Something that fascinates me is the lifecycle of WordPress theme shops, plugins, and the individuals behind them. You see, WordPress has been around long enough now that we’ve seen the rise and fall (or simply closing up shop) of more than a handful of WordPress-centric businesses.
We’ve also seen some long-time users, developers, and designers also “move on” to greener pastures, or so they say. Part of this is simply based on the individuals personal preference and part of this might actually have to do with the changing ecosystem and climate.
Perhaps it’s a combination of it all. There are some, like the team behind Dropplets, who have done more than just complain about the issues and have decided to do something about it.
It’s particularly fascinating when there’s somewhat of a phoenix-like phenomena; where something apparently dies but is then resurrected stronger than before. A recent instance of this is with Download Monitor, which after over half-a-million downloads was retired.

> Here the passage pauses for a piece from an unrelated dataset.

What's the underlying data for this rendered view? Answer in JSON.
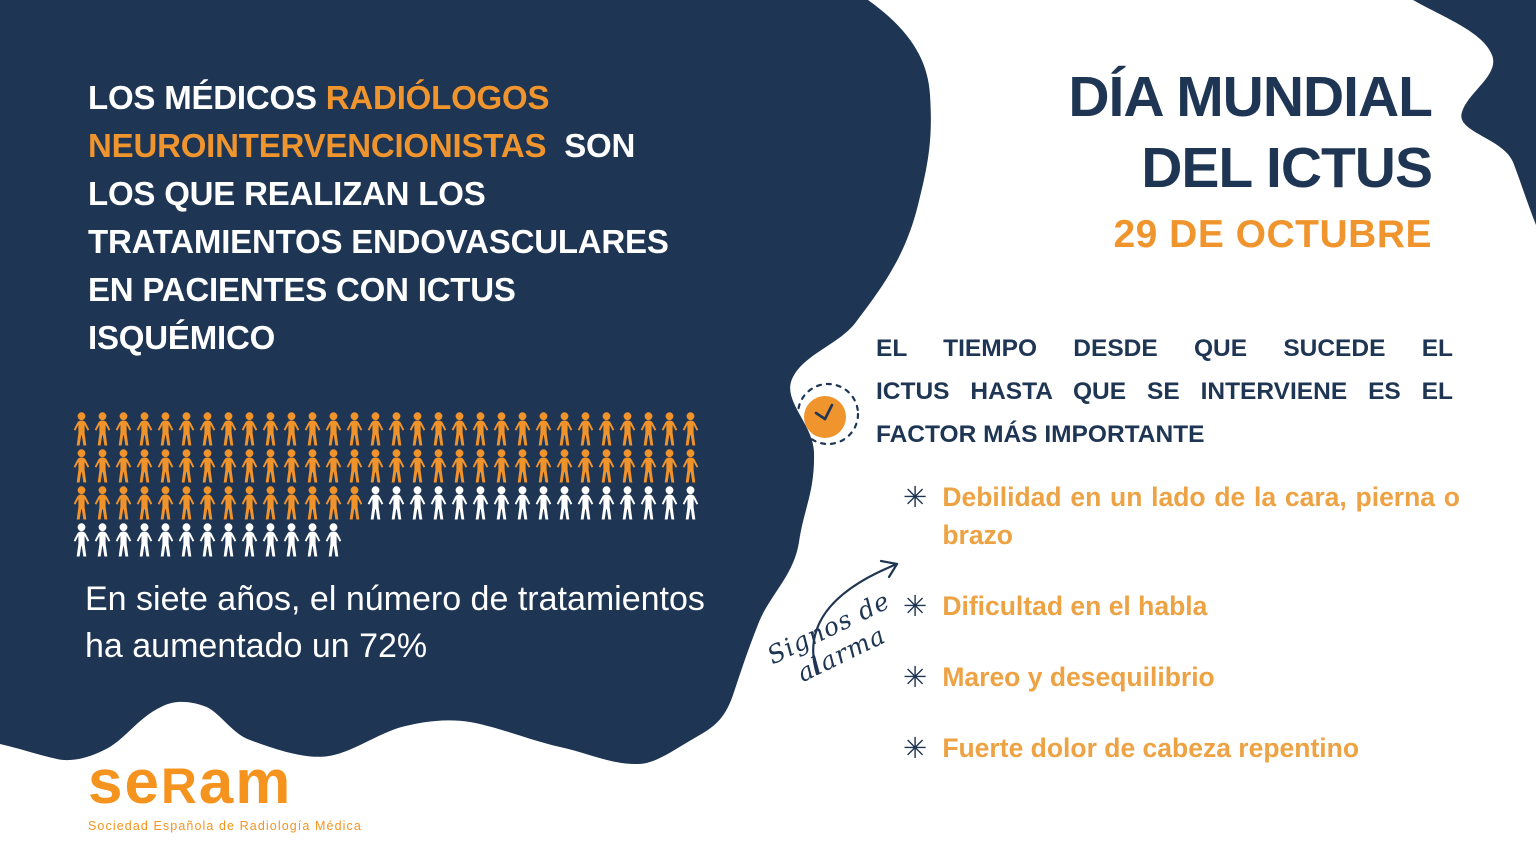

But apparently it’s been reborn:
Mike Jolley has resurrected the plugin announcing a new BETA:
v4 is a complete rewrite – in fact I am still debating the idea of calling this a ’1.0′ (which may also prevent legacy users updating without testing!). Gone are the custom tables and UI, custom post types are being utilised as well as other more modern practices, and the plugin is way more efficient.
He did this in secret and plans not only some new features but a new way of doing business. For starters, support will only be for bugs and usage instead of customization help. There are also some plans on a paid extensions marketplace or something like that an even themes.
Oh, and don’t worry, you don’t have to be surprised by this resurrection as you can jump into the code today and take a look for yourself – take a look here at the GitHub repo.
The original Download Monitor got a lot of attention and use and I won’t be surprised if this one does as well. Only time will tell, though, if it makes it beyond it’s infancy and into the loving arms of users everywhere.